By Donie O'Sullivan, Brian Fung and Sean Lyngaas, CNN

(CNN) - Extreme heat in California has left Twitter without one of its key data centers, and a company executive warned in an internal memo obtained by CNN that another outage elsewhere could result in the service going dark for some of its users.

Twitter, like all major social media platforms, relies on data centers, which are essentially huge warehouses full of computers, including servers and storage systems. Controlling the temperature in those centers is critical to ensuring the computers don't overheat and malfunction. To save on cooling costs, some tech companies have increasingly looked to place their data centers in colder climates; Google, for example, opened a data center in Finland in 2011, and Meta has had one center in northern Sweden since 2013.

"On September 5th, Twitter experienced the loss of its Sacramento (SMF) datacenter region due to extreme weather. The unprecedented event resulted in the total shutdown of physical equipment in SMF," Carrie Fernandez, the company's vice president of engineering, said in an internal message to Twitter engineers on Friday.

Major tech companies usually have multiple data centers, in part to ensure their service can stay online if one center fails; this is known as redundancy.

As a result of the outage in Sacramento, Twitter is in a "non-redundant state," according to Fernandez's Friday memo. She explained that Twitter's data centers in Atlanta and Portland are still operational but warned, "If we lose one of those remaining datacenters, we may not be able to serve traffic to all Twitter's users."

The memo goes on to prohibit non-critical updates to Twitter's product until the company can fully restore its Sacramento data center services. "All production changes, including deployments and releases to mobile platforms, are blocked with the exception of those changes required to address service continuity or other urgent operational needs," Fernandez wrote.

The restrictions highlight the apparent fragility of some of Twitter's most fundamental systems, a problem Peiter "Mudge" Zatko, Twitter's former head of security who turned whistleblower, had raised in a disclosure sent to lawmakers and government agencies in July.

In his whistleblower disclosure, first reported by CNN and The Washington Post, Zatko warned that Twitter had "insufficient data center redundancy" that raised the risk of a brief service outage or even the prospect of Twitter going offline for good.

"Even a temporary but overlapping outage of a small number of datacenters would likely result in the service [Twitter] going offline for weeks, months, or permanently," according to Zatko's whistleblower disclosure. (Twitter has criticized Zatko and broadly defended itself against the allegations, saying the disclosure paints a "false narrative" of the company.)

News of the data center outage comes a day before Zatko is due to testify before the Senate Judiciary Committee.

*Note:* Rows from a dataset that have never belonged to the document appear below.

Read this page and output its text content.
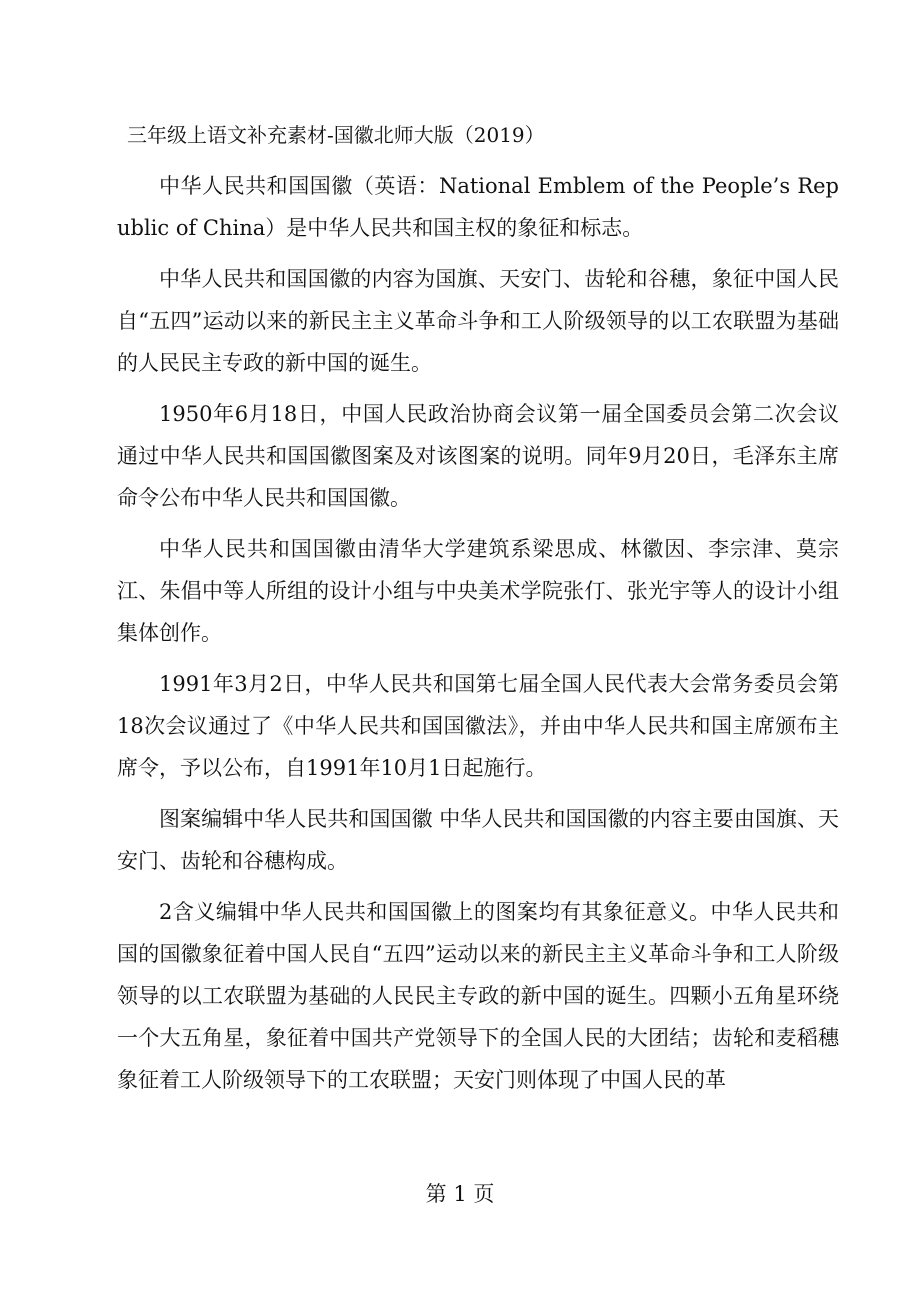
三年级上语文补充素材-国徽北师大版（2019）

中华人民共和国国徽（英语：National Emblem of the People’s Republic of China）是中华人民共和国主权的象征和标志。

中华人民共和国国徽的内容为国旗、天安门、齿轮和谷穗，象征中国人民自“五四”运动以来的新民主主义革命斗争和工人阶级领导的以工农联盟为基础的人民民主专政的新中国的诞生。

1950年6月18日，中国人民政治协商会议第一届全国委员会第二次会议通过中华人民共和国国徽图案及对该图案的说明。同年9月20日，毛泽东主席命令公布中华人民共和国国徽。

中华人民共和国国徽由清华大学建筑系梁思成、林徽因、李宗津、莫宗江、朱倡中等人所组的设计小组与中央美术学院张仃、张光宇等人的设计小组集体创作。

1991年3月2日，中华人民共和国第七届全国人民代表大会常务委员会第18次会议通过了《中华人民共和国国徽法》，并由中华人民共和国主席颁布主席令，予以公布，自1991年10月1日起施行。

图案编辑中华人民共和国国徽 中华人民共和国国徽的内容主要由国旗、天安门、齿轮和谷穗构成。

2含义编辑中华人民共和国国徽上的图案均有其象征意义。中华人民共和国的国徽象征着中国人民自“五四”运动以来的新民主主义革命斗争和工人阶级领导的以工农联盟为基础的人民民主专政的新中国的诞生。四颗小五角星环绕一个大五角星，象征着中国共产党领导下的全国人民的大团结；齿轮和麦稻穗象征着工人阶级领导下的工农联盟；天安门则体现了中国人民的革

第 1 页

Twitter has not disclosed the number or locations of its data centers, but Zatko's whistleblower disclosure cites a public news report that identifies the Twitter data center in Sacramento and another in Atlanta. In 2020, Amazon announced that Twitter had selected its cloud computing platform, Amazon Web Services, to serve some tweets from Amazon data centers.

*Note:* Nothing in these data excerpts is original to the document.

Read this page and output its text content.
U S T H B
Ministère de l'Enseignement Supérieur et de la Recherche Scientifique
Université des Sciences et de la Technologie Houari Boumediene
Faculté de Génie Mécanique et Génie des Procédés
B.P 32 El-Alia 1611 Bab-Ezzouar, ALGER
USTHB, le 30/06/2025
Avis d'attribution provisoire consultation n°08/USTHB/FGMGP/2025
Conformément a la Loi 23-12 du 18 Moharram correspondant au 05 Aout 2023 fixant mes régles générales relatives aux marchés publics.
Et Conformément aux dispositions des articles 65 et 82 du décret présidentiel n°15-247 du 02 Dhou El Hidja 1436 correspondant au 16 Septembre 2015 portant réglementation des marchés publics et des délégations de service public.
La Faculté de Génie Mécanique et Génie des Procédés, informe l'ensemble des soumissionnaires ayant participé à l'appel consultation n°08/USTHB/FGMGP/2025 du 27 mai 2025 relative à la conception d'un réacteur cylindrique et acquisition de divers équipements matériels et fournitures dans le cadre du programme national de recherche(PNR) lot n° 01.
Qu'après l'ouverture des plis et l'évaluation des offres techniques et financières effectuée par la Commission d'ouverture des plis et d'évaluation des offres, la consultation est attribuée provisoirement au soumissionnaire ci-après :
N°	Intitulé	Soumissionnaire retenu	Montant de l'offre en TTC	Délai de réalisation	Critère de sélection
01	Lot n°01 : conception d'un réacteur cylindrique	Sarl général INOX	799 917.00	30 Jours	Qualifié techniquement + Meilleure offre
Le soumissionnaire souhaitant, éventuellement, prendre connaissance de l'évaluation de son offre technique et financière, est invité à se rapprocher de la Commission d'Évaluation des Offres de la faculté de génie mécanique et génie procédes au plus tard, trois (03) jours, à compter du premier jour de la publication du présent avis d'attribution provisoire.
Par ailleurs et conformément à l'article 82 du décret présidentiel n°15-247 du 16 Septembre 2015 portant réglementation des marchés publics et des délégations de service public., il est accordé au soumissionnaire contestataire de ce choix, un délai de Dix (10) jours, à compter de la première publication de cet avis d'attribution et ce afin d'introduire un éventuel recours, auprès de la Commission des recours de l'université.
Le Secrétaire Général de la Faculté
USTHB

In a statement about the Sacramento outage, a Twitter spokesperson told CNN, "There have been no disruptions impacting the ability for people to access and use Twitter at this time. Our teams remain equipped with the tools and resources they need to ship updates and will continue working to provide a seamless Twitter experience."

Data centers need "reliable water, power, humidity controls and refrigeration to live," said retired brigadier general Greg Touhill, who served as the US government's chief information security officer in 2016 and 2017.

"You want redundancy, not duplication, of your data locations to enhance your cyber resilience so you can take a punch from a natural disaster [or other event] that can take down a single piece of equipment or data center," Touhill, who now heads the CERT Division at Carnegie Mellon University's Software Engineering Institute, told CNN.